BİTMEYEN BİR KEŞİF GİBİ
Sizden bir Bodrum programı alabilir miyiz? Neler yapılabilir?
- Bodrum öyle mekan mekan değil de dağ-tepe-bayır gezilmesi gereken bir bölge. Ve bence bunu Bodrum’da en şahane şekilde yapanı bextravel... Rehber Deniz Kılıç’la ilk iş, Bodrum’u doğasından tarihinden gezmeye öğrenmeye başlamak. Bodrum’da doğasına bayıldığım yerlerin başında Yalıçiftlik geliyor. O heybetli ağaçların arasında, yollarda kayboluyorsunuz ve aralardan sızan ışık sizi büyülüyor. Oraya gidince bence kesinlikle Bekiroğlu Zeytinyağı Fabrikası’nı gezmeli, sevgili Huri’nin ellerinden bir kahvaltı ile kendinizi şımartarak güne başlamalısınız. Oradan devam edip Pınarlıbelen’de Mehmet Vuran’ın nefis şaraplarıyla tanışmalı ve o büyülü bağları görmelisiniz. Havası, rüzgarı bambaşka. Gümüşlük planlara mutlaka dahil edilmeli. Muhteşem fotoğrafların en gözde kahramanı Gümüşlük... Bodrum merkez ve ara sokaklar adım adım gezilmeli. Bodrum’un güzel kapıları görülmeli. Bitez’de nefis mekanlar var ve köy içi yolları, mandalina bahçeleri size yürürken çok ferah bir seyir oluşturuyor. Bitmeyen bir keşif bölgesi Bodrum. Sokak sokak gezilmeli, geçmiş tarihi dokusu keşfedilmeli.
HER ZAMAN BİR UMUT VAR
Pandeminin hayatınıza ve işinize etkilerinden söz eder misiniz? Sektörünüze yansımaları ne yönde oldu?
- Hepimiz için sarsıcı bir dönem oldu. Evlere kapanma üzerinde ne kadar duruyorsak da binlerce insan hayatını kaybetti. İnsanlar sevdiklerinin ardından yas tuttu. Hepimiz kendimize döndük, evde vakit geçirmeyi keşfettik. Ekonomik olarak hepimizin canı çok acıdı. Ancak her zaman umut var. Öğrendik, öğreniyoruz da hala... Sıkıldık, bunaldık, üzüldük, özledik, kavuşamadık, sarılamadık, öpemedik, koklayamadık sevdiklerimizi... Bakkaldan aldığımız bir küçük suyu bile kana kana içemedik, defalarca sirkeli sularla yıkamayı alışkanlık edindik. Plastik eldivenlerle domates seçtik. Hayat metrekareler içinde aktı. İnanmayı, sabretmeyi, özlemin kıymetini öğrendik. Dışarıdan yemek yemek ya da dışarıda yemek imkansız hale geldi bir süre.

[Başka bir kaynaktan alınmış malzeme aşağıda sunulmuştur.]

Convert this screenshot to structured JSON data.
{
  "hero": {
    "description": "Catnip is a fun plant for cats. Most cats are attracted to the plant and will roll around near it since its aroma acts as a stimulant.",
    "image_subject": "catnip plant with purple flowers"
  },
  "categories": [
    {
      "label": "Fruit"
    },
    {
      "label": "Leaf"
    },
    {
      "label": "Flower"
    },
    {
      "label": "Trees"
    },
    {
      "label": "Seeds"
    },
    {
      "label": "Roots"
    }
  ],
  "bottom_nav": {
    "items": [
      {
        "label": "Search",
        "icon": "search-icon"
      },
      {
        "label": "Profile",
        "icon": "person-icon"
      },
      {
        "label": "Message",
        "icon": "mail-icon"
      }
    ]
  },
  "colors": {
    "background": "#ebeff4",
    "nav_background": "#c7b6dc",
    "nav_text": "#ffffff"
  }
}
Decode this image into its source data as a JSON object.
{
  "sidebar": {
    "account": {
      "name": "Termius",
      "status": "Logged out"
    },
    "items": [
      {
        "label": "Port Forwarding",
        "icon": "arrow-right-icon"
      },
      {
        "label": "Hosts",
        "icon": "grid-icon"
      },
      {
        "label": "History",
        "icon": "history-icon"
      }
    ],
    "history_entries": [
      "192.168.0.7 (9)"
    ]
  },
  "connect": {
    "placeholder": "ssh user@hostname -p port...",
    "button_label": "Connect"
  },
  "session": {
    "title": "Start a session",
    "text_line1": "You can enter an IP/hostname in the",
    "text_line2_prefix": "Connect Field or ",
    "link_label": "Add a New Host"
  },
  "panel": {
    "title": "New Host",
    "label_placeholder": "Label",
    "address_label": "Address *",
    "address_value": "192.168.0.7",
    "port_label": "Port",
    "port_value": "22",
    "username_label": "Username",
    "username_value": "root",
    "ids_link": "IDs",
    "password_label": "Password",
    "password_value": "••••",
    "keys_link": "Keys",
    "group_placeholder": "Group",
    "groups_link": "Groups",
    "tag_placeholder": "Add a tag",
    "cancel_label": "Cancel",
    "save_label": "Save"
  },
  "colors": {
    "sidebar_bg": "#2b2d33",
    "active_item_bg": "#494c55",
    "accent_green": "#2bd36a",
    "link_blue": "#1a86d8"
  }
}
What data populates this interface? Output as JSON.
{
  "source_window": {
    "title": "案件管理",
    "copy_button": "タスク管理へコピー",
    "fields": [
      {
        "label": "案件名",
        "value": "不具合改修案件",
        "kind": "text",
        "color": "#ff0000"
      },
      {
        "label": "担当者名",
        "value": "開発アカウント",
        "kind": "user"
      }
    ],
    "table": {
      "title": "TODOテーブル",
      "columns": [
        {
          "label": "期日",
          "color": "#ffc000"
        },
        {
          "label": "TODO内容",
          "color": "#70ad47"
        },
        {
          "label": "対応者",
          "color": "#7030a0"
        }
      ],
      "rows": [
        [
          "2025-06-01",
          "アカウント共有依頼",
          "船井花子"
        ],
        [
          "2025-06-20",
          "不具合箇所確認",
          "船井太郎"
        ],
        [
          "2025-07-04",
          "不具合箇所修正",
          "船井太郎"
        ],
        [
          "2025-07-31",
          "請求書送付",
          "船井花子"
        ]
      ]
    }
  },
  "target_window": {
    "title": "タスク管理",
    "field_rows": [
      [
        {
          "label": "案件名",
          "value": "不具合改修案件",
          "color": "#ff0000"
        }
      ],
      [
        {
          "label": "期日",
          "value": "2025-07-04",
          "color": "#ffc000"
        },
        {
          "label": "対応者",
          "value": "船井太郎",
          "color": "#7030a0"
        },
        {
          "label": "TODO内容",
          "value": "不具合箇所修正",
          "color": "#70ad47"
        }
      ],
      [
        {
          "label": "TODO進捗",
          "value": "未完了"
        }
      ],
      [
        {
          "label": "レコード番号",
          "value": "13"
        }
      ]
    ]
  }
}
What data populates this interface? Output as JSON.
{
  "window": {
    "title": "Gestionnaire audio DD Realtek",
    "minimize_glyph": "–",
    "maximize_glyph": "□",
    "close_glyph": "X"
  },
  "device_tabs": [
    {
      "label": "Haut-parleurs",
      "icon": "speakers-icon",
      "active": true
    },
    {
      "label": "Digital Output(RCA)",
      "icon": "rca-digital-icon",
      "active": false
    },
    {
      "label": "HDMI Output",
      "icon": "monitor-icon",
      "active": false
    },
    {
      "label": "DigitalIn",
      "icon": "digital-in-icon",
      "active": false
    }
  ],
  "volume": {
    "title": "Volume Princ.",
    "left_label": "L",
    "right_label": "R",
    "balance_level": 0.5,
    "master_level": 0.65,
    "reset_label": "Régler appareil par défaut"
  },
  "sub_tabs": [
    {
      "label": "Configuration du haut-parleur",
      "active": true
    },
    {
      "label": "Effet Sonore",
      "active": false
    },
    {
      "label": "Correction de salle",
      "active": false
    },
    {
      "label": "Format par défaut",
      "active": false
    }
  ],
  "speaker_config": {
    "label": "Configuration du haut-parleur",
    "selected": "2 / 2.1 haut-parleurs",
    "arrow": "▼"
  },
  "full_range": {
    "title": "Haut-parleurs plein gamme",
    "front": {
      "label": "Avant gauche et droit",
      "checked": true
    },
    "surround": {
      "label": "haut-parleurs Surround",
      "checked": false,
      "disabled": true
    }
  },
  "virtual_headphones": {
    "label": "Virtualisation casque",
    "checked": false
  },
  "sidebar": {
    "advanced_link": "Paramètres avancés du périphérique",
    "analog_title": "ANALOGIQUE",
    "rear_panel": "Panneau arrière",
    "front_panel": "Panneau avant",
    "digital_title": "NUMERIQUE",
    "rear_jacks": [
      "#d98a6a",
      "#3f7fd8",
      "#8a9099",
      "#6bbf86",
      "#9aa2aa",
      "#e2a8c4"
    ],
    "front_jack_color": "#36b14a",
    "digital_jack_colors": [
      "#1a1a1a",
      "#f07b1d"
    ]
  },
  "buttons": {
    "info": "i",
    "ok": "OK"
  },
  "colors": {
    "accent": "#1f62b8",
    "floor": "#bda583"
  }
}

Gıda sektörü her zaman dinamikliğini muhafaza eden bir sektör. Paket servisler, al-götürler hayatımıza fazlasıyla girdi. Çok önemli fine dining restoranlar bile paket servis hizmeti verdi. Bu noktada işletmeler ayakta kalmaya çalışırken çalışanların çoğu ne yazık ki işsiz kaldı. Ancak inanıyor ve umut ediyorum ki, sağlıkla kavuşacağız güzel günlere. Hep birlikte mesafesiz kahkahalarda buluşalım.